The first act was a masterpiece of immersion and direction. Set in a dinner party, the audience were thrown straight into the action and, with barely any warning, were employees of the factory city of Sodom. Its fate was intrinsically tied to our own. It took a moment for that to sink in, but by the time the audience realised what was happening and how culpable they were in it then it was too late. Their city had been condemned and they had stood by; they hadn't merely watched, they had mingled and chatted while Lot and his cronies desperately tried to sway the Inspectors from their decision.
Here, credit for the fantastic orchestration of form goes to director Danny Delahunty. The organised chaos within which the audience found themselves was the perfect blend of immersion and distance, of safety and risk. It was a thrill to be a part of and left me wanting more.
The performances were also engaging, particularly from the secondary characters. Dave Lamb's Isaac and Brendan McCallum's Abaddon were particular standouts here. McCallum's Abaddon was a perfect foil for Lot (Scott Gooding). He established a genial and warm relationship but maintained the strong presence and motives of the working everyman. Lamb's Isaac existed in the background and did so beautifully. I found myself constantly drawn to him; a commanding presence in the work and one who never forgot that he could be being watched at any moment.
After the excitement that was the first act, the second was jarring.
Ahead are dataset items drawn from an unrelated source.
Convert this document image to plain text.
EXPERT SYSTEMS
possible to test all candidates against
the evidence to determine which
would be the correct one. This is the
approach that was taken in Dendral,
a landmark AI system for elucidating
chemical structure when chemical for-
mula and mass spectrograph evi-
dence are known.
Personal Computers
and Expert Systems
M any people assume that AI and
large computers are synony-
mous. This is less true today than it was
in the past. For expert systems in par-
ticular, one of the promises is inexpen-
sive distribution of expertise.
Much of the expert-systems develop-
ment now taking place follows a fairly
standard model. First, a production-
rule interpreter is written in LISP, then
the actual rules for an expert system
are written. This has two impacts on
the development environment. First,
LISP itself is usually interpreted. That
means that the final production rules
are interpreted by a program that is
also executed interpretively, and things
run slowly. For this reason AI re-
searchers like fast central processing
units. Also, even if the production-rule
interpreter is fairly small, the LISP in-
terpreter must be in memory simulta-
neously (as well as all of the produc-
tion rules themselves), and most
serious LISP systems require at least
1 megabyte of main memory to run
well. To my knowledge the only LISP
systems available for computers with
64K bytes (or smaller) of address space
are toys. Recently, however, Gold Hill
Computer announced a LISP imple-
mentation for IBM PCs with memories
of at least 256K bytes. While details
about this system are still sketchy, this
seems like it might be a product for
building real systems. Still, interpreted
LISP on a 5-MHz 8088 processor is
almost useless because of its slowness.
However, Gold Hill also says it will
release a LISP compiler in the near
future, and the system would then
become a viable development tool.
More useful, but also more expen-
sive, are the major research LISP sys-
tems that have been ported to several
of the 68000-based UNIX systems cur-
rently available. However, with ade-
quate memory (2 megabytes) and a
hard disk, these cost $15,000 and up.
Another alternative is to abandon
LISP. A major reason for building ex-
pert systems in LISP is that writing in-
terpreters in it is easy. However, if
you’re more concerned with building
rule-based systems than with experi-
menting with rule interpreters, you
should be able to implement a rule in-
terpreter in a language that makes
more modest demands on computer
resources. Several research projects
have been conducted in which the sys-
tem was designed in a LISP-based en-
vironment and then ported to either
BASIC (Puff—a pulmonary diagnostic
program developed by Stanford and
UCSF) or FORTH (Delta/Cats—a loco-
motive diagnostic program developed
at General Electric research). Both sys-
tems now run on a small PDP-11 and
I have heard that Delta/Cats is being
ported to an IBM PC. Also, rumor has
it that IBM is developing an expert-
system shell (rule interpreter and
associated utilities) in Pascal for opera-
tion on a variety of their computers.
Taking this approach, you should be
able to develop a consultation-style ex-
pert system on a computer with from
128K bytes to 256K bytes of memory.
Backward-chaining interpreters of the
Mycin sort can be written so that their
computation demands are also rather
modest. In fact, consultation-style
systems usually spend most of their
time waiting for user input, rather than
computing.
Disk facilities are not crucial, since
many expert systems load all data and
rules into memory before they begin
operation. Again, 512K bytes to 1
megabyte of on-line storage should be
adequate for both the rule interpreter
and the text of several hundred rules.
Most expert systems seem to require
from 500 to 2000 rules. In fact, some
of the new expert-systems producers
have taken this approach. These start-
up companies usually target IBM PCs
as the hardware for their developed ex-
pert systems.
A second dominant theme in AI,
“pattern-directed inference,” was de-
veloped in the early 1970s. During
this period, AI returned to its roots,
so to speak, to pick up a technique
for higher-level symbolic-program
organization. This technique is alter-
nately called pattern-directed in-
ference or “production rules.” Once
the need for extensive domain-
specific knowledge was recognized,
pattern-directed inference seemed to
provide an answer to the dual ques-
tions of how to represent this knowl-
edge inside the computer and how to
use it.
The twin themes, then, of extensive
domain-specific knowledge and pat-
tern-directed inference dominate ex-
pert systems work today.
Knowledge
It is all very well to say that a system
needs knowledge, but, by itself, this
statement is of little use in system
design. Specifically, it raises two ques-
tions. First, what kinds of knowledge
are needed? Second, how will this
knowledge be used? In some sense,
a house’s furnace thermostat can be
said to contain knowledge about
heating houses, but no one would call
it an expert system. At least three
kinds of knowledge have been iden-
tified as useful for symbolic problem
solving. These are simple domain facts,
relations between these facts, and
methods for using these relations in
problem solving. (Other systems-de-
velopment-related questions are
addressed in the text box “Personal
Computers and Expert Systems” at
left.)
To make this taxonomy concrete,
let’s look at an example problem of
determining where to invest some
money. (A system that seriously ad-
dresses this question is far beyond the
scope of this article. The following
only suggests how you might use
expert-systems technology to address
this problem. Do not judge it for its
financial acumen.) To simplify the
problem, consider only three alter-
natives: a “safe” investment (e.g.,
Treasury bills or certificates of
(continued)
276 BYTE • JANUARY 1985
Now the audience found themselves in a seating bank, watching what appeared to be a straight play/family drama – admittedly one set in a cave following the levelling of the family's city and the turning of their friends into pillars of salt. This act was technically solid but after the rampant madness of the first, it was difficult to engage.
It felt like two separate plays/adaptations of the same source material. The text also started to more clearly show itself in the second act. No longer hiding itself behind the stellar direction, Kilpatrick's, admittedly exquisitely beautiful words, floundered in performance. There was too much poetry in the work, too much beauty and it cheapened the story of the family on stage. The second act was a disappointing end to a show that was so exciting during the first.
Despite that end, The City They Burned is a work to be immensely proud of. A huge congratulations to all involved and a massive thank you for the introduction to watermelon, prosciutto and feta, it really is "just one of those combinations".